MPs passed Bill C-575 - which will force elected First Nations officials to publicly disclose their pay packets to taxpayers - on its second reading by a vote of 151-128. It will now head to committee.

"I think this is a huge win for First Nations community members who have been calling for this kind of legislation for quite some time," said Saskatchewan Tory MP Kelly Block, who introduced the bill last fall.

Currently, elected officials on First Nations report spending to the federal government but don't publicly release the figures.

The fight for more accountability and transparency on First Nations reserves has a number of champions, including the Canadian Taxpayers' Federation, which has launched a national online campaign to blow the whistle on band council expenses.

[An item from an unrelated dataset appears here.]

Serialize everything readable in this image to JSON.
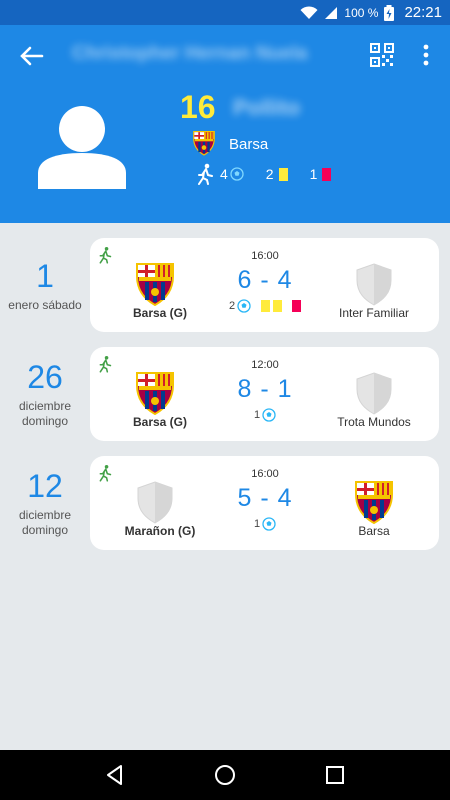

"Voters ought to be able to make value-for-dollar decisions on politicians and you need transparency to do that," said the spending watchdog's federal director Kevin Gaudet.

The bill also has the support of Whitecap Dakota Chief Darcy Bear, who said he was mystified by opposition to the bill.

"We are a government and we act like a government," Bear said of his band council, which opened its books nearly two decades ago.

"We pride ourselves on our accountability," he said. "When you're accountable, dividends come back to your community."

The proposed legislation also has a groundswell of grassroots support from Aboriginals frustrated with a blackout on spending by some of their leaders.

But Don Kelly with the Assembly of First Nations said his organization was concerned the bill shifted the focus from more important problems like water and education on reserves, and noted the assembly was itself working towards boosting accountability on its own initiative.

Besides, Kelly contends, the feds lack accountability, too.

"(Indian affairs) has now ballooned into a billion-dollar bureaucracy," he said.